L'auteur de l'amendement rappelle que, dans la discussion qui s'est élevée sur l'article 23, il déjà signalé à la Chambre l'abus que des agents subalternes pourraient faire de la généralité des termes du projet pour s'introduire dans des parcs et enclos, contre le gré des propriétaires, sous de surveiller l'exécution des règlements. L'exception que demande le noble pair ne saurait inspirer de craintes dans l'intérêt de la pêche, car elle ne sera guère applicable aux fleuves ni aux rivières de quelque importance, qui ne sont presque jamais renfermés dans des enclos; elle ne s'étendra qu'à de petites rivières ou à des ruisseaux, où la pêche est plutôt un objet d'intérêt privé que d'intérêt général. Mais les possesseurs d'enclos y trouveront une garantie contre les vexations que peut leur susciter le caprice d'un garde-pêche. L'amendement ne fait, au reste, qu'appliquer à la pêche une disposition que les articles 124 et 223 du Code forestier, voté par la Chambre l'année dernière, ont déjà consacrée à l'égard du martelage et du défrichement des bois: le noble pair insiste pour son adoption.
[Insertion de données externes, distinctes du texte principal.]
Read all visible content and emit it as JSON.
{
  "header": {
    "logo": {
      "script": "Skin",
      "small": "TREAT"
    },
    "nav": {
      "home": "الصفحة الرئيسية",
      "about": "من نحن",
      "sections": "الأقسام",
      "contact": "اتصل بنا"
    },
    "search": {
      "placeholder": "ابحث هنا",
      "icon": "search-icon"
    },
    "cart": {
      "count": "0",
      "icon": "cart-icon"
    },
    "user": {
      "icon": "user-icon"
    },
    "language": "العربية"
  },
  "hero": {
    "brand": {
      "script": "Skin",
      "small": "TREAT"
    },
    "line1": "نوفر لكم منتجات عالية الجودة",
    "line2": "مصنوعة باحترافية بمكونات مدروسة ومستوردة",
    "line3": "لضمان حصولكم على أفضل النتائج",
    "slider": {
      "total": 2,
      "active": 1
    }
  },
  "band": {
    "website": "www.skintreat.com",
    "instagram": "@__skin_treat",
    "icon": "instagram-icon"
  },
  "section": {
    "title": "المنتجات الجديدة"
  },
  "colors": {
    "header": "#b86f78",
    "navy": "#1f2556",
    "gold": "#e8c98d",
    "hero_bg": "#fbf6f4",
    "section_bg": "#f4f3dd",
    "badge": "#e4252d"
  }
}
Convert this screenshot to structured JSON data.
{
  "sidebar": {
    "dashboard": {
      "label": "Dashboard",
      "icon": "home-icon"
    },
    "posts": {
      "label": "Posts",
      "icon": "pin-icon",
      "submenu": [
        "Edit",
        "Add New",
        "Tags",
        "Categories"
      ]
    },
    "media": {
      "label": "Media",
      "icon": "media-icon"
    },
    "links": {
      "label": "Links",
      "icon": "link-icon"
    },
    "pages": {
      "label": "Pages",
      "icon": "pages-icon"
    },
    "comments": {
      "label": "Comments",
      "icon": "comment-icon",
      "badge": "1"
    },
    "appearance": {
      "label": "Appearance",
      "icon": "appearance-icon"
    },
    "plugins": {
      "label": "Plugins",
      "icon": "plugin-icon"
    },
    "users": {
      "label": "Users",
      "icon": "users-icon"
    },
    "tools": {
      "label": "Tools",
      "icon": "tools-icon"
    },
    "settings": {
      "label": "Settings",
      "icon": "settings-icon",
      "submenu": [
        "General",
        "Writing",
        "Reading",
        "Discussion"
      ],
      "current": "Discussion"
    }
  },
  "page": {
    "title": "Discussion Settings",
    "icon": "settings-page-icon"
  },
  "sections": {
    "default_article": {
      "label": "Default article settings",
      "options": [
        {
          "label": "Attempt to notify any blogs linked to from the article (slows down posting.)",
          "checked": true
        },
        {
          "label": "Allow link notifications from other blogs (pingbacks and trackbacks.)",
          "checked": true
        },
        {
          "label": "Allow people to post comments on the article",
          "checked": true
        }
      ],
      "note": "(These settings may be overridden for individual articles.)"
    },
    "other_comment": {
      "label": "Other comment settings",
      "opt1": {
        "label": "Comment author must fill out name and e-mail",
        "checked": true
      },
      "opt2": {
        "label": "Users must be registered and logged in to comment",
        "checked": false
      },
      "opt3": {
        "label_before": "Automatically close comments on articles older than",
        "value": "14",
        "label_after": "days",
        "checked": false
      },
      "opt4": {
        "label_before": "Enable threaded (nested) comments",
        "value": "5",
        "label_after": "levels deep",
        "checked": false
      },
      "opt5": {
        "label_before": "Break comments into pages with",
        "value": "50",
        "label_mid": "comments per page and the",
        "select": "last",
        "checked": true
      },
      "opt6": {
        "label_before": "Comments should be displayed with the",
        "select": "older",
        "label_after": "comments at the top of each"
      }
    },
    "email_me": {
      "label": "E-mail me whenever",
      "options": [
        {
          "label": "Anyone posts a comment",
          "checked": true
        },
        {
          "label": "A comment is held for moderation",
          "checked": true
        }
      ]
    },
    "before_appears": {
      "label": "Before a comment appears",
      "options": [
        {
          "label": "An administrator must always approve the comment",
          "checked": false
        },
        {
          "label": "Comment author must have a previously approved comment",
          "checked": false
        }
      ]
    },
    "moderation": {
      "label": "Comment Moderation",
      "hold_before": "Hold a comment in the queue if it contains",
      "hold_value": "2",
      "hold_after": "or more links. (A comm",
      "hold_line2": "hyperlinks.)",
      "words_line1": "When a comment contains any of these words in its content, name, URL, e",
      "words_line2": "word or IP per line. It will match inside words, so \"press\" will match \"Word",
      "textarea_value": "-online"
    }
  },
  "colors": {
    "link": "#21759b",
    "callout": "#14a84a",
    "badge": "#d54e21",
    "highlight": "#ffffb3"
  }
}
M. le marquis de Bouthillier, directeur général des forêts, observe qu'il n'existe aucune similitude entre la surveillance des bois et celle des cours d'eau. On comprend fort bien que le Code forestier ait déclaré les parcs et enclos exempts de la servitude du martelage et qu'il ait permis de les défricher sans autorisation, parce que ni l'Etat ni les propriétaires voisins ne sont intéressés à savoir ce qui se passe dans leur enceinte ; mais il en est tout autrement des cours d'eau qui traversent une propriété particulière. Le riverain ne peut-il pas y faire tel établissement de pêche qui priverait tous les propriétaires inférieurs de l'exercice de leur droit? Ne peut-il pas intercepter le courant par un barrage essentiellement nuisible à l'intérêt public et privé? Il importe donc que l'administration conserve, même dans les lieux clos, son droit de

surveillance. Si l'on craint l'abus de ce droit, l'article 45 du projet, qui défend aux gardespêche de s'introduire sous aucun prétexte dans les habitations, contient déjà une garantie rassurante on peut s'en rapporter d'ailleurs à l'administration pour les justes ménagements qu'exige l'exercice de la surveillance qu'on lui confie. Les propriétaires n'auront nullement à craindre l'inquisition d'agents subalternes. Tout se terminera le plus souvent par la voie d'une simple correspondance entre les fonctionnaires supérieurs et les riverains, et si quelques plaintes s'élevaient de la part de ces derniers, ils en obtiendraient aussitôt justice.

M. le comte de Tournon observe que l'exception qu'il propose ne serait nullement applicable aux entreprises sur les cours d'eau, telles que les barrages, mais seulement à la recherche des contraventions relatives à la pêche en temps prohibé ou par un mode défendu. Il n'a pour but que de mettre les propriétaires d'enclos à l'abri de visites vexatoires et inutiles. Si quelque délit préjudiciable à l'intérêt commun était par eux commis, les plaintes de leurs voisins ne manqueraient pas de les signaler à l'administration, avant même qu'elle en fût instruite par ses agents.

M. le comte de Tocqueville estime qu'en cette matière il n'y a point de contravention qui ne blesse l'intérêt de tous: à la différence des arbres plantés dans un enclos et dont leur propriétaire est le maître exclusif, les poissons d'un cours d'eau sont en quelque sorte la propriété commune des riverains; on ne doit donc priver l'administration d'aucun des moyens de surveillance qui lui appartiennent.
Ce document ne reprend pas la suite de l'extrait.